At least the Gen AI models are very good on the stuff that is heavily represented in their training data. So if you code in Python or Java, you’re golden! Something more obscure, perhaps not.
It’s amazing how good the models handle other topics considering the skew in training data–I’d expect them to be able to do nothing more than code in Python and discuss Star Wars minutia.
Honestly, pounding out code is like 1% of my job, doing it quicker really has almost no value. Negative value if you no longer understand the code because you’re relying on AI to do that.
I do expect things to get more black boxed and out of our hands one way or another as time marches on.
In the interest of honesty and fact gathering, last night I tried asking it for songs with both male and female lead vocals and gave it about ten examples from my own collection. It gave me six songs, three of which were just the band name and the band only had male or female vocals and the other three were supposed collaborations (Artist ft. other Person) which did not exist to the best of my searching. When I mentioned this, I got the usual “Oh, you’re right! Here’s six REAL songs that…” with about the same results. I think out of 18 songs, maybe two or three would have qualified and at least half were seemingly made up collaborations. It’s possible I somehow missed finding one or two but the point remains.

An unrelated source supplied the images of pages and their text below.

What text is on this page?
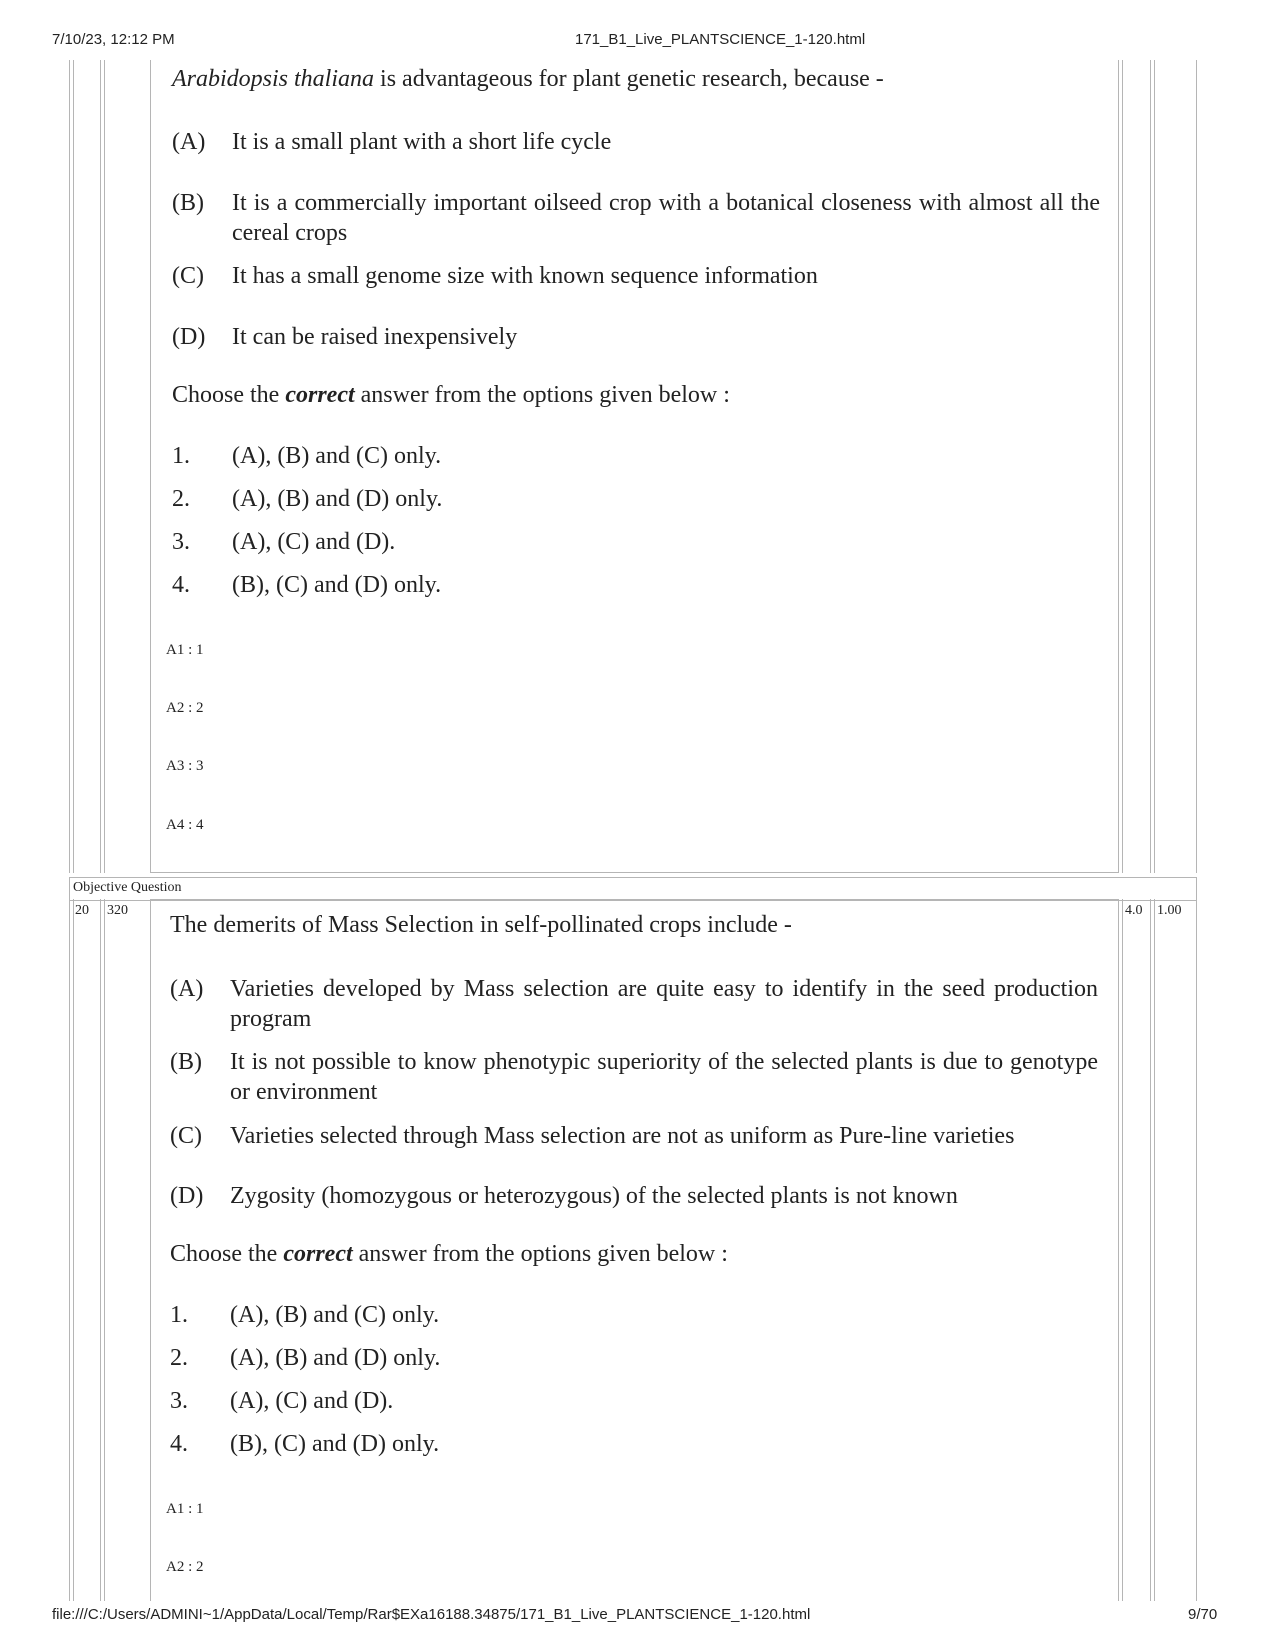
7/10/23, 12:12 PM	171_B1_Live_PLANTSCIENCE_1-120.html
file:///C:/Users/ADMINI~1/AppData/Local/Temp/Rar$EXa16188.34875/171_B1_Live_PLANTSCIENCE_1-120.html	9/70
Arabidopsis thaliana is advantageous for plant genetic research, because -
(A) It is a small plant with a short life cycle
(B) It is a commercially important oilseed crop with a botanical closeness with almost all the cereal crops
(C) It has a small genome size with known sequence information
(D) It can be raised inexpensively
Choose the correct answer from the options given below :
1. (A), (B) and (C) only.
2. (A), (B) and (D) only.
3. (A), (C) and (D).
4. (B), (C) and (D) only.
A1 : 1
A2 : 2
A3 : 3
A4 : 4
Objective Question
20 320	4.0 1.00
The demerits of Mass Selection in self-pollinated crops include -
(A) Varieties developed by Mass selection are quite easy to identify in the seed production program
(B) It is not possible to know phenotypic superiority of the selected plants is due to genotype or environment
(C) Varieties selected through Mass selection are not as uniform as Pure-line varieties
(D) Zygosity (homozygous or heterozygous) of the selected plants is not known
Choose the correct answer from the options given below :
1. (A), (B) and (C) only.
2. (A), (B) and (D) only.
3. (A), (C) and (D).
4. (B), (C) and (D) only.
A1 : 1
A2 : 2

Ironically, I did find a couple songs I liked while going through the false suggestions, just not ones that matched my criteria. And none of the songs tried to kill me, so there’s that.
The AI, of course, has never actually listened to any of these songs and probably doesn’t have a strong idea of which artists might feature both men and women unless it’s super well-known like Fleetwood Mac. None of the fake collaborations seemed (to my limited knowledge) super weird so I’d guess it was scraping information from music articles, music festival lists or tour lists with opening acts when it was inaccurately placing a couple people together and saying “Yeah sure, this happened”.
I find the coding remarks interesting because half the time I hear people say it’s helped them and know a few people who used it to help program Discord bots and similar. Then there’s always people saying how AI generated code is always trash and worthless and more trouble to fix than to write from scratch. To be charitable to the second group, it could be that they were trying it for a different language or application less suited or tried it a year ago with poor results and haven’t tried since. I don’t know donk about coding but I know enough people who speak positively of AI assistance that I can’t believe it’s all stupid dumb trash.
I’ve been relatively lucky so far. This morning, I thought of the song “I Love You Always Forever” by Donna Lewis, and I asked it for a playlist of songs with a similar vibe. It gave me like 16 songs, broken down into 4 categories, and all the songs and artists existed (and I had never heard of about five of them). And the songs did pretty much hit the vibe I was going for.
Do you have the paid version? I wonder if that’s why I may not have gotten hallucinated results. This is for Chat-GPT. I’ve begun flirting with Claude a bit, too, but not for this stuff yet. There’s something about it I like, but I’m not sure what it is. I don’t know if it performs better or not, but when it comes to critiquing stuff I write, it feels a little more nuances and honest in its assessment. It’s still rah-rah-go-you! but only at a 7 instead of Chat GPT’s 11. Or so it seems to me.
No, it was a free version of ChatGPT. And the first night was fine if I was just asking for “vibes”. It was when I started laying out specific criteria (songs featuring both a man and woman singer in the style of these songs…) that it started making stuff up.
It did better when the criteria was something like “No older than five years” or “Hasn’t been featured in a film or TV show” but the duet criteria threw it for a real loop.